Direct Gradient Calculation: Simple and Variation‐Tolerant On‐Chip Training Method for Neural Networks
Author(s) -
Kim Hyungyo,
Hwang Joon,
Kwon Dongseok,
Kim Jangsaeng,
Park Min-Kyu,
Im Jiseong,
Park Byung-Gook,
Lee Jong-Ho
Publication year - 2021
Publication title -
advanced intelligent systems
Language(s) - English
Resource type - Journals
ISSN - 2640-4567
DOI - 10.1002/aisy.202100064
Subject(s) - computer science , backpropagation , artificial neural network , task (project management) , convolutional neural network , artificial intelligence , chip , neuromorphic engineering , training (meteorology) , function (biology) , pattern recognition (psychology) , engineering , telecommunications , physics , systems engineering , evolutionary biology , meteorology , biology
On‐chip training of neural networks (NNs) is regarded as a promising training method for neuromorphic systems with analog synaptic devices.

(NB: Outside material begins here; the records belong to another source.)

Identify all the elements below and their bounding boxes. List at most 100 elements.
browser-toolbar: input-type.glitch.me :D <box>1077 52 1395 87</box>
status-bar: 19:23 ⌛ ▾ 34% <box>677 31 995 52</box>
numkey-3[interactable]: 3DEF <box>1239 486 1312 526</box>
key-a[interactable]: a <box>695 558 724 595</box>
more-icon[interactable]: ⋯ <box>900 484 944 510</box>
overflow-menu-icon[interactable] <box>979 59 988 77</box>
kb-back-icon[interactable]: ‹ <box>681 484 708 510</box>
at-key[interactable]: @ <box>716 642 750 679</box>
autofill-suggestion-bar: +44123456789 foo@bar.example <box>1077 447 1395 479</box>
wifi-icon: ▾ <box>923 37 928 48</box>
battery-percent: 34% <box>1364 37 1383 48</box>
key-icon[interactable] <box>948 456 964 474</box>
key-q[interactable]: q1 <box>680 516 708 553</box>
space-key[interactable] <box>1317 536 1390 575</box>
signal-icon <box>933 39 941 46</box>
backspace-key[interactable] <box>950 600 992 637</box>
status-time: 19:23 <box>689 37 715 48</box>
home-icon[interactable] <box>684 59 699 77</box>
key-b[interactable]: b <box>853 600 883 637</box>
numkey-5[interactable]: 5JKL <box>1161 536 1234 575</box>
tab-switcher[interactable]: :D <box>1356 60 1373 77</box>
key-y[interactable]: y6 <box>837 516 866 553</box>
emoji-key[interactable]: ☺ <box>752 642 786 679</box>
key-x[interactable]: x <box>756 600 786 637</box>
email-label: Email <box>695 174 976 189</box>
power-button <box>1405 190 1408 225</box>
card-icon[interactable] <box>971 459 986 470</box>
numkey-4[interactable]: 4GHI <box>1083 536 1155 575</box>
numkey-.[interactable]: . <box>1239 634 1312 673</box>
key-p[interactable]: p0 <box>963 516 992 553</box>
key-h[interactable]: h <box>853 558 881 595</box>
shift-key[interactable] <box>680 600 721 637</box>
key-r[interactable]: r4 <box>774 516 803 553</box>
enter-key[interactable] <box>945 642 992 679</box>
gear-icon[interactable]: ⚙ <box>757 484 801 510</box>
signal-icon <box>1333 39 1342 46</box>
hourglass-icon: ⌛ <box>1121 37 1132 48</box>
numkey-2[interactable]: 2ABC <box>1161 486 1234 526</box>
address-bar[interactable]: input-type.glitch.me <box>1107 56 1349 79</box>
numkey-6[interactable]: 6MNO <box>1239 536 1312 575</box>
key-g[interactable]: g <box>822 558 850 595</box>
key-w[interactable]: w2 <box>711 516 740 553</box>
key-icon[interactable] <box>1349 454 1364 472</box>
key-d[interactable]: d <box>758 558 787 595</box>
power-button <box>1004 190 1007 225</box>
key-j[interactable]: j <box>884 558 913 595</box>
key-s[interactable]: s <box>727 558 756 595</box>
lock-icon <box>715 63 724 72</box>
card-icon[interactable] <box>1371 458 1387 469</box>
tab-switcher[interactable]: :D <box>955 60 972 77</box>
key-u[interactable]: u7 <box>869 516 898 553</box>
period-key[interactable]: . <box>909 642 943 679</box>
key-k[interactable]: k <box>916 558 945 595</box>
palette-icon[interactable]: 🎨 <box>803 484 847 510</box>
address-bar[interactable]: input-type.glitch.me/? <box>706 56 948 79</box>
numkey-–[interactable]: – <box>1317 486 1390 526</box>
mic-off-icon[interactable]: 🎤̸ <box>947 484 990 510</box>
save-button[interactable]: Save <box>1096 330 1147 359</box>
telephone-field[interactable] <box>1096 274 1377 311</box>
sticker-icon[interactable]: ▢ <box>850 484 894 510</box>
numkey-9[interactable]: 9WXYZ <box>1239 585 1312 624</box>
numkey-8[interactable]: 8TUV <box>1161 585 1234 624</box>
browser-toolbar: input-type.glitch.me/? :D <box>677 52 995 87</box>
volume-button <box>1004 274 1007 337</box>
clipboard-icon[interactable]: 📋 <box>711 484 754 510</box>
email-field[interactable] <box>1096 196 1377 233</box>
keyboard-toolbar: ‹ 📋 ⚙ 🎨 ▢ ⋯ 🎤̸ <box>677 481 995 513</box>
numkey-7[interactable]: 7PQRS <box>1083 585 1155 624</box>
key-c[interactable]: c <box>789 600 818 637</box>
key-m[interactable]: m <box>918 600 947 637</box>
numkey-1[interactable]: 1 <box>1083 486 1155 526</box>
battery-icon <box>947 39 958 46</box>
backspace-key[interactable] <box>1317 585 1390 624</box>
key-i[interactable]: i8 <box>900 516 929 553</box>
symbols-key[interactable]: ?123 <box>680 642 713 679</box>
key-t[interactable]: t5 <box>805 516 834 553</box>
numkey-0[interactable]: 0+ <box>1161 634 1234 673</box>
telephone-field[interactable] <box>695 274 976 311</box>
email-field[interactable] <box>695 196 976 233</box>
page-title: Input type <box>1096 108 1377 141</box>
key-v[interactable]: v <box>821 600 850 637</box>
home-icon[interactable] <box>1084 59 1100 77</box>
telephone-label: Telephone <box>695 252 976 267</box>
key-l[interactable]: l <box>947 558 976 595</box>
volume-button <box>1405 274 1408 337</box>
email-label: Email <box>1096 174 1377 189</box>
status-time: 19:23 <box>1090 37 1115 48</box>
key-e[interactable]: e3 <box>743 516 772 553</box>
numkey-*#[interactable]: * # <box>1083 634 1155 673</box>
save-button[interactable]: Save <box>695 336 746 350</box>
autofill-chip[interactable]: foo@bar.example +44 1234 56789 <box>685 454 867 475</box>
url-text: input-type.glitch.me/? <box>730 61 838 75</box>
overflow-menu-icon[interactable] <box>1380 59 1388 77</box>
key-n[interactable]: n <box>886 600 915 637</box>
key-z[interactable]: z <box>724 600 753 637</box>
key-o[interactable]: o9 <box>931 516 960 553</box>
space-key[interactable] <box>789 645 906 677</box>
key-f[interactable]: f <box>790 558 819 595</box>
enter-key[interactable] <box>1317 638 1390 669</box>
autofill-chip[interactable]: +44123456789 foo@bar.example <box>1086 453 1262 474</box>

Herein, a novel on‐chip training method called direct gradient calculation (DGC) is proposed to substitute conventional backpropagation (BP). In this method, the gradients of a cost function with respect to the weights are calculated directly by sequentially applying a small temporal change to each weight and then measuring the change in cost value. DGC achieves a similar accuracy to that of BP while performing a handwritten digit classification task, validating its training feasibility. In particular, DGC can be applied to analog hardware‐based convolutional NNs (CNNs), which is considered to be a challenging task, enabling appropriate on‐chip training. A hybrid method is also proposed that efficiently combines DGC and BP for training CNNs, and the method achieves a similar accuracy to that of BP and DGC while enhancing the training speed. Furthermore, networks utilizing DGC maintain a higher level of accuracy than those using BP in the presence of variations in hardware (such as synaptic device conductance and neuron circuit component variations) while requiring fewer circuit components.